La charla se dio en la jornada inaugural de la cita. Allí los panelistas ponderaron la participación de los estudiantes UArtes, quienes responden a las convocatorias para integrarse a los proyectos, cumpliendo así con sus horas de prácticas de vinculación con la sociedad o servicio comunitario.

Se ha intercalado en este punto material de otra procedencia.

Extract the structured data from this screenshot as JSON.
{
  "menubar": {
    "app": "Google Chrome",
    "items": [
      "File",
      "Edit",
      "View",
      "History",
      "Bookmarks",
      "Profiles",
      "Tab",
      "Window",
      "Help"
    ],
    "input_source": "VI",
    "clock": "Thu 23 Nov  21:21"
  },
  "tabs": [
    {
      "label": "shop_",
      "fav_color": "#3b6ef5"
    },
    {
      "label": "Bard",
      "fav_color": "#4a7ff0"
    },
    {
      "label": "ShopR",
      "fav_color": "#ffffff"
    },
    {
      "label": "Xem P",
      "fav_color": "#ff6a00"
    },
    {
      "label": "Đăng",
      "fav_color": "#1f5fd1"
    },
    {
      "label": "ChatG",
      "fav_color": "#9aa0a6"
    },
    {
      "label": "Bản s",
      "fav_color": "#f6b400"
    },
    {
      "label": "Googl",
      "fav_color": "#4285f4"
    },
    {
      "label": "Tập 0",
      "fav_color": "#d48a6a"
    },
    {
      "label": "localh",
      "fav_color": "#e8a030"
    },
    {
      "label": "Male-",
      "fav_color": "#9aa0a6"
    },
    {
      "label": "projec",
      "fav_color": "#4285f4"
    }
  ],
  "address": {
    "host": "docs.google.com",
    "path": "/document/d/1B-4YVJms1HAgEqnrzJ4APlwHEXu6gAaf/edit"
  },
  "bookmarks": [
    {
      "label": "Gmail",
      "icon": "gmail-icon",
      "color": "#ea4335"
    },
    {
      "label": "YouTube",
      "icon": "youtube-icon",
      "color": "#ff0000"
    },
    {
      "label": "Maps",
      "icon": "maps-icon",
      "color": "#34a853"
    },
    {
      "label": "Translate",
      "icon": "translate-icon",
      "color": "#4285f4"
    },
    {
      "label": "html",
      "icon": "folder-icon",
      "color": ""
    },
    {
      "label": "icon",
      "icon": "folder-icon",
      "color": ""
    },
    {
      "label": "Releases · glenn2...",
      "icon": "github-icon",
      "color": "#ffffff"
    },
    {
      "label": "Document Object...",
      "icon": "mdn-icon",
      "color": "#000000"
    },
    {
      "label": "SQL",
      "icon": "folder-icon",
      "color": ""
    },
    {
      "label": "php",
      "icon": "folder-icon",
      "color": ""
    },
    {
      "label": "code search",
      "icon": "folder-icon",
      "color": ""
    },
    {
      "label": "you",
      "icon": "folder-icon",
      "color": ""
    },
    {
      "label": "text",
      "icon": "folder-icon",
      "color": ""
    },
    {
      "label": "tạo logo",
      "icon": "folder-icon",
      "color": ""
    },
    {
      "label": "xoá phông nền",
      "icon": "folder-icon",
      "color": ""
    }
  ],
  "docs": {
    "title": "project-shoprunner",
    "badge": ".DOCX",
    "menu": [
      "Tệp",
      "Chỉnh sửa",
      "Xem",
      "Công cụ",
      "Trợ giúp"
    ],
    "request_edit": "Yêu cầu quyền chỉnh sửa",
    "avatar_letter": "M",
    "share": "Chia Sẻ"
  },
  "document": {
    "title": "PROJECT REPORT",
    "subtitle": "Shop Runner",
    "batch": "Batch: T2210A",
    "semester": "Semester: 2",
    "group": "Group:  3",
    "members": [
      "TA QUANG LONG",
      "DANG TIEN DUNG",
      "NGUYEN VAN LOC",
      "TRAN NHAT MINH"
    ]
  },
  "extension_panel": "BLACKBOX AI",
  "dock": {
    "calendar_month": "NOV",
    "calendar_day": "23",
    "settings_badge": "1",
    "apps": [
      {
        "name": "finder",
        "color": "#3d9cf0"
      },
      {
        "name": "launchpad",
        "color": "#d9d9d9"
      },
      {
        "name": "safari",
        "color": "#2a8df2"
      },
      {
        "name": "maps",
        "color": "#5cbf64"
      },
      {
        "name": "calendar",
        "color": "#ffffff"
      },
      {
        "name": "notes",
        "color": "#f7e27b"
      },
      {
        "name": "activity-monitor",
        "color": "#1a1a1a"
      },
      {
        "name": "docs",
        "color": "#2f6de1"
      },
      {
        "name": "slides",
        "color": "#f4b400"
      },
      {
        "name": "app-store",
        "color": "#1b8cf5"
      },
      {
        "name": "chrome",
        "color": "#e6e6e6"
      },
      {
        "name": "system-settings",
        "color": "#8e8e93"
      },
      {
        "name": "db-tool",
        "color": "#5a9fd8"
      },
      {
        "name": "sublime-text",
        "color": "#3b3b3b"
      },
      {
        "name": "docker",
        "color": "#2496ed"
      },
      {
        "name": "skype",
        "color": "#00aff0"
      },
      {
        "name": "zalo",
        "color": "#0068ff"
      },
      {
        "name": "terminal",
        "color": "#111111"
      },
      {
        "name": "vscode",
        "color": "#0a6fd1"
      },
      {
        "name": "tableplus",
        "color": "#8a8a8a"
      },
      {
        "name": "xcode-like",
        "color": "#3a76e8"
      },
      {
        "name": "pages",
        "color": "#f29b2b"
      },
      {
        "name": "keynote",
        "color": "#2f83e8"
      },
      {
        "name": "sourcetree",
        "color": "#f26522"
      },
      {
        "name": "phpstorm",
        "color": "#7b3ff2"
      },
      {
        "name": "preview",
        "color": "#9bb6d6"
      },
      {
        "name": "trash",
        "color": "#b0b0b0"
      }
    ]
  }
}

Altaira Rojas, graduada de posgrado en la UArtes, se refirió a “Las Escuelas de las Artes del Guayas”, el proyecto que nuestra institución desarrolla conjuntamente con la Prefectura y está presente en siete cantones de esta provincia: Nobol, Daule, Marcelino Maridueña, Simón Bolívar, Durán (Isla Santay) y Guayaquil.

Altaira Rojas

Rojas recordó que surgió como un proyecto piloto de un convenio de cooperación interinstitucional entre la UArtes y la Prefectura Ciudadana y que intervienen nuestros alumni como instructores de música y de artes escénicas, para crear agrupaciones artísticas mediante la enseñanza. La propuesta desde su génesis es promover el ejercicio de los derechos culturales de niñas, niños y adolescentes de las zonas rurales del Guayas mediante el desarrollo de un proceso de formación en artes que fortalezca sus capacidades y fomente la diversidad cultural para el desarrollo sustentable en la provincia.

Dividido en los componentes: Formación en artes y fortalecimiento organizativo, Modelo de gestión de educación en artes y Activación y circulación artística, el proyecto cuenta con financiamiento tanto de la UArtes como de la Prefectura del Guayas. Rojas se refirió a la experiencia en los territorios y la universidad. En los primeros, dijo, se trabaja con alrededor de 300 familias y en lo segundo se ha registrado la visita de 937 niños, niñas y adolescentes que se relacionan con nuestra institución y las actividades que realiza.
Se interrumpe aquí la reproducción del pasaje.